I'm using a snippet i found on stackexchange that finds all url's in a string, using re.findall(). It works perfectly, however to further my knowledge I would like to know how exactly it works. The code is as follows-
re.findall('http[s]?://(?:[a-zA-Z]|[0-9]|[$-_@.&+]|[!*\(\),]|(?:%[0-9a-fA-F][0-9a-fA-F]))+', site)
As far as i understand, its finding all strings starting with http or https (is that why the [s]
is in square brackets?) but I'm not really sure about all the stuff after- the (?:[etc etc etc]))+
. I think the stuff in the square brackets eg. [a-zA-Z]
is meaning all letters from a to z caps or not, but what about the rest of the stuff? And how is it working to only get the url and not random string at the end of the url?
Thanks in advance :)
Using this link you can get your regex explained: Your regex explained
To add a bit more:
[s]?
means "an optional 's' character" but that's because of the ?
not of the brackets [I think they are superfluous.
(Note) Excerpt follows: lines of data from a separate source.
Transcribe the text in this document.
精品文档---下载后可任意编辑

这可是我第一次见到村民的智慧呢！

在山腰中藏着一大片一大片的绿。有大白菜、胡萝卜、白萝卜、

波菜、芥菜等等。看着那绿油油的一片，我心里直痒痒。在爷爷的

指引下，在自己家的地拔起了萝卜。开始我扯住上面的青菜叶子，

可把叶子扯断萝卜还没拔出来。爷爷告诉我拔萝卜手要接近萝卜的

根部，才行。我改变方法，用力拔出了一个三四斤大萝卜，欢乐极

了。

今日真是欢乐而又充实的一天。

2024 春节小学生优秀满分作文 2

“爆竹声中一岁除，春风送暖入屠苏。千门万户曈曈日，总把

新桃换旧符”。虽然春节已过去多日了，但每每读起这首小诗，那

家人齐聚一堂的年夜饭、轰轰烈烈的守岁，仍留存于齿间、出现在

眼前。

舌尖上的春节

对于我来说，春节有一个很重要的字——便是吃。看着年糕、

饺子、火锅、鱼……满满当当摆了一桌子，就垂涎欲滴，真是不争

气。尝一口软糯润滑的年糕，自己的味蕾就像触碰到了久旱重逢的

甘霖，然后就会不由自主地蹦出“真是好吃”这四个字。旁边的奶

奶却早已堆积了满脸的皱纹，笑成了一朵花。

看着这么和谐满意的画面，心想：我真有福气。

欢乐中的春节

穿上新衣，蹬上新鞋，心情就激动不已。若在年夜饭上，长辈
Space isn't one of the accepted characters so it would stop there indeed. Same for '/'. It is not literally mentioned nor is it part of the character range $-_
(see http://www.asciitable.com/index/asciifull.gif).
(?:%[0-9a-fA-F][0-9a-fA-F])
this matches hexadecimal character codes in URLs e.g. %2f for the '/' character.
A non-capturing group means that the group is matched but that the resulting match is not stored in the regex return value, i.e. you cannot extract that matching bit of the string after the regex has been run against your string.